Search code examples
pythonutf-8urllibweb2py

Downloading a file with utf-8 characters using web2py fails


Many thanks for reading:
I am developing a small app (hobby) to upload automatically files and be published in the web using python in the local machine and web2py in the WEB

Filenames uploaded have greek utf8 encoded characters i.e.

New_Υπολογιστικό_φύλλο_OpenDocument.ods

In the default web2py controller I use the following to:
1: Grasp the filename clicked in the view link and
2: Send the filename to browser:

def myaction():
     import os
     import urllib
     path  =request.folder + 'files_to_transfer' 
      ###### my folder where files are uploated######
     #change cwd to path   
     cwd = os.chdir(path)
     filename = urllib.quote_plus(request.vars['z']) 
     return response.stream(filename)  

In default controller I use as well the following code to prepare the filenames list used by the view :

def index():


import os
import json

path  =request.folder + 'files_to_transfer' 

#change cwd to path

cwd = os.chdir(path)
filenames = []
filenames_excluded = ['httpserver.log', 'server_files.json' ]
for file in os.listdir(u'.'):
    if file not in filenames_excluded:
        filenames.append ((file).encode('utf-8'))
   return dict(message=filenames)

and in the View I use:

    <html>
   <head><meta charset="utf-8" /></head>
   <body>

       <h2>
           {{for x in range(len(message)):}}

           {{=A('click me', callback=URL('myaction', args=['x', 'y'], vars=dict(z=message[x])))}}
           {{=message[x]}}<br />{{pass}}
        </h2>
  </body>
</html>

The links have the following form:

click me New WinRAR archive.rar
click me New Υπολογιστικό φύλλο OpenDocument.ods
click me New_WinRAR_archive.rar etc...

Problem: Only filenames containing english characters are downloaded.

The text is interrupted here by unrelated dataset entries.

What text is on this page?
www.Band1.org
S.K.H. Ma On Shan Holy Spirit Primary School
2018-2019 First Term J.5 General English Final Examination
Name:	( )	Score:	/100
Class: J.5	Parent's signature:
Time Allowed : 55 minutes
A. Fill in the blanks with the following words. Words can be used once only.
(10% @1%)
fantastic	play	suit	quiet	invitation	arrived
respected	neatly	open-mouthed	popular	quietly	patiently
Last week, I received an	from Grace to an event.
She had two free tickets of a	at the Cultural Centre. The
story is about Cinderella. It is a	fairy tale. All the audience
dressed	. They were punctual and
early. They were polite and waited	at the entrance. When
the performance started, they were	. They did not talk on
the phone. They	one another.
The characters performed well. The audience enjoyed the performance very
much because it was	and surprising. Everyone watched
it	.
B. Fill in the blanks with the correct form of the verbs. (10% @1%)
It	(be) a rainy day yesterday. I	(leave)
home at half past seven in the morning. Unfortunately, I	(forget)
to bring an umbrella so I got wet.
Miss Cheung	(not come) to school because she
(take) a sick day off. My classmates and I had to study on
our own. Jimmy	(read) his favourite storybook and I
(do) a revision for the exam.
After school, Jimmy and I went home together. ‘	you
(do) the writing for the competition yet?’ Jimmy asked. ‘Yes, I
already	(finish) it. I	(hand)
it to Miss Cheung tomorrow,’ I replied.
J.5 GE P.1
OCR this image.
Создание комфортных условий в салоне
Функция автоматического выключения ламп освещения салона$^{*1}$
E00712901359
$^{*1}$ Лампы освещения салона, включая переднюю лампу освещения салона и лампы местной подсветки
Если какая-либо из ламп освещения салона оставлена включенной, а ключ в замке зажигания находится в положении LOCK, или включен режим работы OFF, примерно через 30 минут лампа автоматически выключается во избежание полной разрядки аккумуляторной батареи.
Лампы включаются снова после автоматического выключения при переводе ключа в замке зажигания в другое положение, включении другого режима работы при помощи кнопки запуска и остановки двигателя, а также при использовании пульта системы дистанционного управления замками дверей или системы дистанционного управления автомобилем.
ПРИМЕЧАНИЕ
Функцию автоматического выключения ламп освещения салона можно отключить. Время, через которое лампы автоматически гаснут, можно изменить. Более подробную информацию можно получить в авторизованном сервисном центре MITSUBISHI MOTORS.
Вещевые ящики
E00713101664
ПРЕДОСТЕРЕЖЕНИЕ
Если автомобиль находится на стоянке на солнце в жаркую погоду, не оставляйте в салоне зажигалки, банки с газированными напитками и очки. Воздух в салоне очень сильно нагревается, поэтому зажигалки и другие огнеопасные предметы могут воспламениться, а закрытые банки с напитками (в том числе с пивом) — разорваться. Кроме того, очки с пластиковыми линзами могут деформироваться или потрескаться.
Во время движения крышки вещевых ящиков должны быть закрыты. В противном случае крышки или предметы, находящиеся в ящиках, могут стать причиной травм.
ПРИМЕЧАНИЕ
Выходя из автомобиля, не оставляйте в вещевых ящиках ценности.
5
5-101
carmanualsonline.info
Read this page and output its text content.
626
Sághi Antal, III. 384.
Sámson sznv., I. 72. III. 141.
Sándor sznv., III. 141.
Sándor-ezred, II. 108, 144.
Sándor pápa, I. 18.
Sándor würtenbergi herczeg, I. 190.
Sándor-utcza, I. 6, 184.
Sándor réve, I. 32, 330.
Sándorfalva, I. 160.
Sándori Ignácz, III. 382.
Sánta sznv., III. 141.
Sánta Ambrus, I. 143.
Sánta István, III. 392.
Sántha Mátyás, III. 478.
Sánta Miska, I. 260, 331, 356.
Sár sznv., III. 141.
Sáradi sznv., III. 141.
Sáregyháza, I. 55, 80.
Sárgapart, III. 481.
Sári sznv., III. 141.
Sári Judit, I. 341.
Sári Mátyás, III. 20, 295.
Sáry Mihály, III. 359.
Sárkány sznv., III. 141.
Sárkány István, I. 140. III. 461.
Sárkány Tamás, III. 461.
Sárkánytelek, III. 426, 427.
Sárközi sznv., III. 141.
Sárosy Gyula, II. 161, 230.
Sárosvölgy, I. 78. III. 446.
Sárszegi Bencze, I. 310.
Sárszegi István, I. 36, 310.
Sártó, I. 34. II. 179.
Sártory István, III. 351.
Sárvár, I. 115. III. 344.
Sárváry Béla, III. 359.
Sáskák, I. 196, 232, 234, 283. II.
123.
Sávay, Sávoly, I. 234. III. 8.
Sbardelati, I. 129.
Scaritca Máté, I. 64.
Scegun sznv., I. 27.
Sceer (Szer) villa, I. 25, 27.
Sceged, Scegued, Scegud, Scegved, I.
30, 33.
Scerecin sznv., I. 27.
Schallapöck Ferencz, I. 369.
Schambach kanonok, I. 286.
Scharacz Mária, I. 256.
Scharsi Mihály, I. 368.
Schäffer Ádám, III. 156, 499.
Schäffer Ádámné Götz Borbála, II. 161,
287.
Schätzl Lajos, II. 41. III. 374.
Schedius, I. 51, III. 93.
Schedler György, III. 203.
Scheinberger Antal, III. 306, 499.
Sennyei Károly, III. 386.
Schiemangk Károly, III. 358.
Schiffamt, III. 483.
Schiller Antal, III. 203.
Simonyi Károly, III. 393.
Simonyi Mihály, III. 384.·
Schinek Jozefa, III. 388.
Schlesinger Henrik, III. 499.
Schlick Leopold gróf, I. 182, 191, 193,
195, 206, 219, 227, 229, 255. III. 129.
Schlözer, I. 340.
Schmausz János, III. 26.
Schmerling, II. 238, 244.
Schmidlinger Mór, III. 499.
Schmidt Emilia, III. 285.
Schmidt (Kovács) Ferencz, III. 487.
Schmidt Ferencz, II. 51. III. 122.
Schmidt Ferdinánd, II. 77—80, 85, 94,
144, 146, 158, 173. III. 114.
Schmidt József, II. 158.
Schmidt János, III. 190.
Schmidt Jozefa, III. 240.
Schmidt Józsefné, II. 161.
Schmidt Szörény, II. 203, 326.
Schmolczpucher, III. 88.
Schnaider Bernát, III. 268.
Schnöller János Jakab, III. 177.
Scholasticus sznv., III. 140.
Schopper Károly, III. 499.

Use of urllib.quote_plus does its job and produces and link like:

http://127.0.0.1:8000/webappfiletransfer/default/myaction/x/y?z=New_%CE%A5%CF%80%CE%BF%CE%BB%CE%BF%CE%B3%CE%B9%CF%83%CF%84%CE%B9%CE%BA%CF%8C_%CF%86%CF%8D%CE%BB%CE%BB%CE%BF_OpenDocument.ods

but response.stream returns for a 404 NOT FOUND error. I have tried variations with urlencode but to no avail. Any thoughts or comments are greatly appreciated.

EDIT: I have tried the use of:

import sys
    reload(sys)
    sys.setdefaultencoding('utf-8') 

but with no luck.


Solution

  • I finally managed to solve the problem by giving more attention in the 404 HTTP error. Although the file existed, it could not be found.

    By viewing the web2py error tickets, I found out that

    response.stream(filename)

    was trying to locate filename:

    New_%CE%A5%CF%80%CE%BF%CE%BB%CE%BF%CE%B3%CE%B9%CF%83%CF%84%CE%B9%CE%BA%CF%8C_%CF%86%CF%8D%CE%BB%CE%BB%CE%BF_OpenDocument.ods

    and not

    New_Υπολογιστικό_φύλλο_OpenDocument.ods

    So I revised the code as below and added two response.headers to allow for file download as well:

    import os
    import sys
    reload(sys)
    sys.setdefaultencoding('utf-8')     
    path=request.folder + 'files_to_transfer'
    cwd = os.chdir(path)
    ##################################################################
    filename =((request.vars['z'])).decode('utf-8') 
    ##########urllib.quote or quote_plus is not needed in my case and ...
    #########trasforms the filename to a form not suitable
    response.headers['ContentType'] ="application/octet-stream";
    response.headers['Content-Disposition']="attachment; filename="+filename
    
    
    return response.stream((filename))
    

    Main problems were:

    1. use of urllib.quote_plus was unneccessary and problematic in this case since it was tranforming the filename as it should but in this case this was a problem

    2. There was the need to decode the filename - already utf-8 encoded- coming from the view in order to be found and so the usage of .decode('utf-8')

    EDIT : Please note that without

    import sys
    reload(sys)
    sys.setdefaultencoding('utf-8') 
    

    I am getting a server error. So probably you will have to use it.

    Hope someone finds it usefull.